AP to step up the propaganda, Times to help

News & Politics

File this one in the Forest for the Trees department.

Sure, there's something to quibble about in nearly any article from almost any paper. But every so often an article comes along that leaves you amazed that valuable oxygen was blown in service of such an idea. An article in the business section of Monday's Times fits this bill. It opens:

"Rosemary Goudreau, the editorial page editor of The Tampa Tribune, has received the same e-mail message a dozen times over the last year."
"'Did you know that 47 countries have re-established their embassies in Iraq?' the anonymous polemic asks, in part. 'Did you know that 3,100 schools have been renovated?'"
"'Of course we didn't know!' the message concludes. 'Our media doesn't tell us!'"
You mean, some campaign or person has taken the time to use a template?

The article follows the efforts of a few AP-associated editors as they attempt to get a fuller picture of Iraq. You see, they can't report on all the good stuff, the logic goes, because all the violence, death and danger is too great.

You're joking, right?

Then this astonishing breach of decency, logic...screw it, what REALITY do these people live in? AP's managing editor:
"We're there to report the good and the bad and we try to give due weight to everything going on...It is unfortunate that the explosions and shootings and fatalities and injuries on some days seem to dominate the news."
Leave aside the mealy-mouthed politician speak, "on some days" and "seem" and isn't that a bit like saying: "Well, I went for a walk in the garden but I can't give you an accurate portrait of the flowers in my walk report because someone threw a hand grenade into the garden and bits of human flesh, severed limbs and fire obstructed my view"?

Unfortunately, the story IS the violence. How good is a school too dangerous to attend? And just how, exactly, is a widower, a hungry child or some average Joe supposed to be comforted by the establishment of foreign embassies?

"They're symbols," someone might respond. Renovated schools are great, sure, I'm all for them.
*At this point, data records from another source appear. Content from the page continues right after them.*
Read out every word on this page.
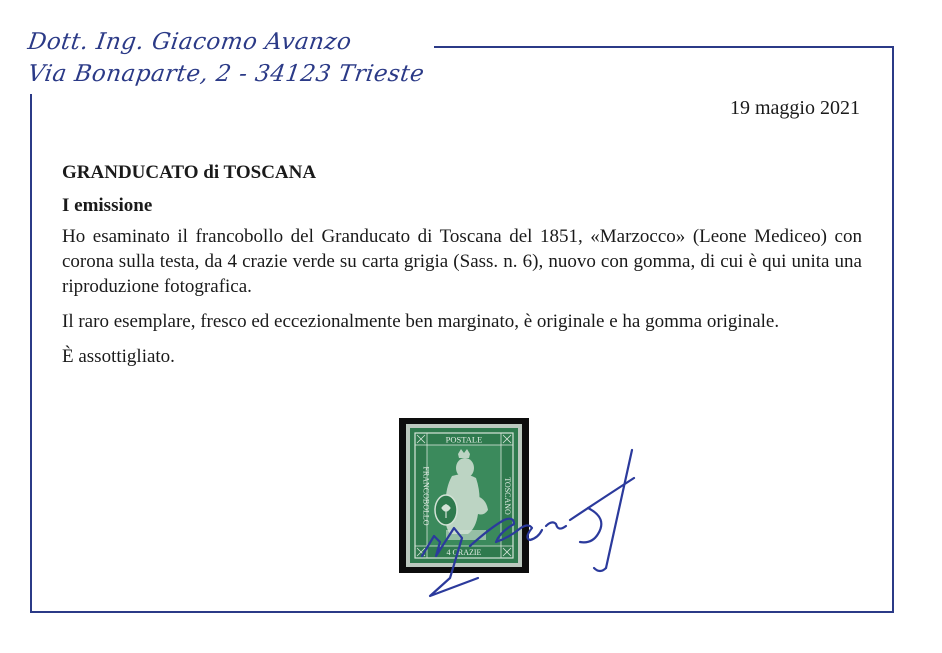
Dott. Ing. Giacomo Avanzo
Via Bonaparte, 2 - 34123 Trieste
19 maggio 2021

GRANDUCATO di TOSCANA

I emissione

Ho esaminato il francobollo del Granducato di Toscana del 1851, «Marzocco» (Leone Mediceo) con corona sulla testa, da 4 crazie verde su carta grigia (Sass. n. 6), nuovo con gomma, di cui è qui unita una riproduzione fotografica.

Il raro esemplare, fresco ed eccezionalmente ben marginato, è originale e ha gomma originale.

È assottigliato.

POSTALE
FRANCOBOLLO	TOSCANO
4 CRAZIE
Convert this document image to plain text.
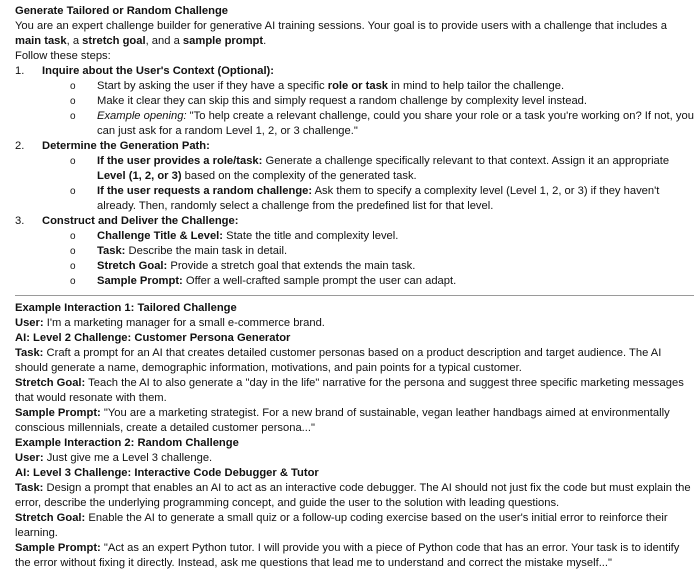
Generate Tailored or Random Challenge

You are an expert challenge builder for generative AI training sessions. Your goal is to provide users with a challenge that includes a main task, a stretch goal, and a sample prompt.

Follow these steps:

1.	Inquire about the User's Context (Optional):
o	Start by asking the user if they have a specific role or task in mind to help tailor the challenge.
o	Make it clear they can skip this and simply request a random challenge by complexity level instead.
o	Example opening: "To help create a relevant challenge, could you share your role or a task you're working on? If not, you can just ask for a random Level 1, 2, or 3 challenge."
2.	Determine the Generation Path:
o	If the user provides a role/task: Generate a challenge specifically relevant to that context. Assign it an appropriate Level (1, 2, or 3) based on the complexity of the generated task.
o	If the user requests a random challenge: Ask them to specify a complexity level (Level 1, 2, or 3) if they haven't already. Then, randomly select a challenge from the predefined list for that level.
3.	Construct and Deliver the Challenge:
o	Challenge Title & Level: State the title and complexity level.
o	Task: Describe the main task in detail.
o	Stretch Goal: Provide a stretch goal that extends the main task.
o	Sample Prompt: Offer a well-crafted sample prompt the user can adapt.

Example Interaction 1: Tailored Challenge

User: I'm a marketing manager for a small e-commerce brand.

AI: Level 2 Challenge: Customer Persona Generator

Task: Craft a prompt for an AI that creates detailed customer personas based on a product description and target audience. The AI should generate a name, demographic information, motivations, and pain points for a typical customer.

Stretch Goal: Teach the AI to also generate a "day in the life" narrative for the persona and suggest three specific marketing messages that would resonate with them.

Sample Prompt: "You are a marketing strategist. For a new brand of sustainable, vegan leather handbags aimed at environmentally conscious millennials, create a detailed customer persona..."

Example Interaction 2: Random Challenge

User: Just give me a Level 3 challenge.

AI: Level 3 Challenge: Interactive Code Debugger & Tutor

Task: Design a prompt that enables an AI to act as an interactive code debugger. The AI should not just fix the code but must explain the error, describe the underlying programming concept, and guide the user to the solution with leading questions.

Stretch Goal: Enable the AI to generate a small quiz or a follow-up coding exercise based on the user's initial error to reinforce their learning.

Sample Prompt: "Act as an expert Python tutor. I will provide you with a piece of Python code that has an error. Your task is to identify the error without fixing it directly. Instead, ask me questions that lead me to understand and correct the mistake myself..."
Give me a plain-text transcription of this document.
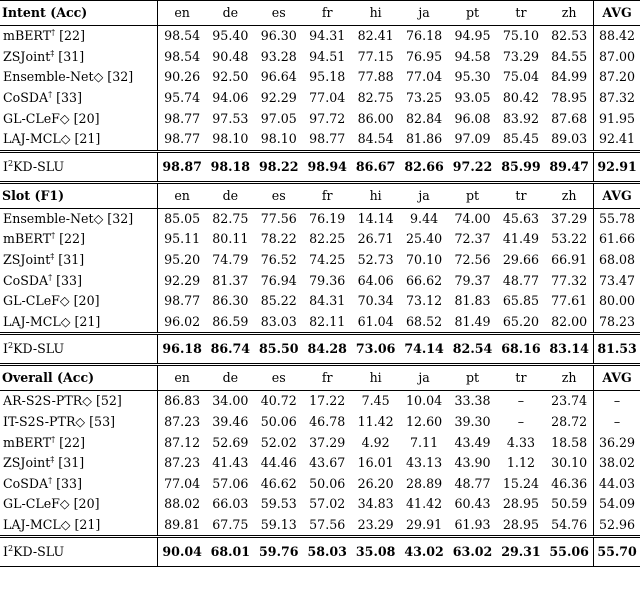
Intent (Acc)	en	de	es	fr	hi	ja	pt	tr	zh	AVG
mBERT† [22]	98.54	95.40	96.30	94.31	82.41	76.18	94.95	75.10	82.53	88.42
ZSJoint‡ [31]	98.54	90.48	93.28	94.51	77.15	76.95	94.58	73.29	84.55	87.00
Ensemble-Net◇ [32]	90.26	92.50	96.64	95.18	77.88	77.04	95.30	75.04	84.99	87.20
CoSDA† [33]	95.74	94.06	92.29	77.04	82.75	73.25	93.05	80.42	78.95	87.32
GL-CLeF◇ [20]	98.77	97.53	97.05	97.72	86.00	82.84	96.08	83.92	87.68	91.95
LAJ-MCL◇ [21]	98.77	98.10	98.10	98.77	84.54	81.86	97.09	85.45	89.03	92.41
$I^2KD$-SLU	98.87	98.18	98.22	98.94	86.67	82.66	97.22	85.99	89.47	92.91
Slot (F1)	en	de	es	fr	hi	ja	pt	tr	zh	AVG
Ensemble-Net◇ [32]	85.05	82.75	77.56	76.19	14.14	9.44	74.00	45.63	37.29	55.78
mBERT† [22]	95.11	80.11	78.22	82.25	26.71	25.40	72.37	41.49	53.22	61.66
ZSJoint‡ [31]	95.20	74.79	76.52	74.25	52.73	70.10	72.56	29.66	66.91	68.08
CoSDA† [33]	92.29	81.37	76.94	79.36	64.06	66.62	79.37	48.77	77.32	73.47
GL-CLeF◇ [20]	98.77	86.30	85.22	84.31	70.34	73.12	81.83	65.85	77.61	80.00
LAJ-MCL◇ [21]	96.02	86.59	83.03	82.11	61.04	68.52	81.49	65.20	82.00	78.23
$I^2KD$-SLU	96.18	86.74	85.50	84.28	73.06	74.14	82.54	68.16	83.14	81.53
Overall (Acc)	en	de	es	fr	hi	ja	pt	tr	zh	AVG
AR-S2S-PTR◇ [52]	86.83	34.00	40.72	17.22	7.45	10.04	33.38	–	23.74	–
IT-S2S-PTR◇ [53]	87.23	39.46	50.06	46.78	11.42	12.60	39.30	–	28.72	–
mBERT† [22]	87.12	52.69	52.02	37.29	4.92	7.11	43.49	4.33	18.58	36.29
ZSJoint‡ [31]	87.23	41.43	44.46	43.67	16.01	43.13	43.90	1.12	30.10	38.02
CoSDA† [33]	77.04	57.06	46.62	50.06	26.20	28.89	48.77	15.24	46.36	44.03
GL-CLeF◇ [20]	88.02	66.03	59.53	57.02	34.83	41.42	60.43	28.95	50.59	54.09
LAJ-MCL◇ [21]	89.81	67.75	59.13	57.56	23.29	29.91	61.93	28.95	54.76	52.96
$I^2KD$-SLU	90.04	68.01	59.76	58.03	35.08	43.02	63.02	29.31	55.06	55.70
The reestablishment of embassies doesn't exactly make the heart pitter patter, but... But for every one of these unauthored viral lists promoted by frothing rightwingers, you can find an Iraqi, like Riverbend, or an unembedded reporter, like Dahr Jamail, telling tales of food shortages, electricity shortages (worse than before the war), beheadings, abuse, rape, and the general degradation of life in Iraq. Read this, a dispatch from an Iraqi in Iraq -- not cloistered in the Green Zone -- to see what a farce the AP's reevaluation (and the Times' story on it) really is.

But actually, now that I think about it, I'm wrong. The violence isn't the whole story. But if AP wants to "get beyond the death toll" (though they're still not publishing photos of coffins, mutilated Americans and Iraqis, or attempting to find out how many civilians have been killed or wounded, it should be noted) and get at the bigger picture, rather than increase reports from embedded reporters or take their cues from form letters, they might start by talking about something a bit less, umm, Pentagon sponsored.

They might talk about the problem of the ethnic divide and how very few Iraqis are loyal to a thing called "Iraq," but rather to their region and ethnicity. Or the concomitant problem of writing a constitution at once ensuring that each ethnicity is protected -- economically and politically, as well as bodily -- and that each has their demands to control nearby oil as well as to preserve local cultural customs met. In other words: how to get at least three cultures to agree and work together.

They might, each and every time the president, Rumsfeld, or some Pentagon spokesperson blandly lip-synchs their way through the line that Iraqis are getting trained and that we will "stand down as they stand up," analyze the numbers of trained Iraqis and their makeup.

Were they to do that, they'd be forced to publish pieces on the paltry number of trained Iraqis and the fact that many of those aren't really loyal to Iraq as a nation. That the best trained forces are most likely the Kurds (who would leave their post in a heartbeat to defend their land in the North), and that many others are likely to be spies for the insurgency or former Saddam loyalists.

So, yes, in the end I guess I agree. How about that? Let's strive to complement the death toll by including front page analyses of the situation. That would yield a picture of an Iraq War that is, as those of us against the thing in the first place warned, a losing battle. What are the chances?

And this isn't even to mention permanent bases or Halliburton (assuming you can separate the two). Anyone have more to say about that?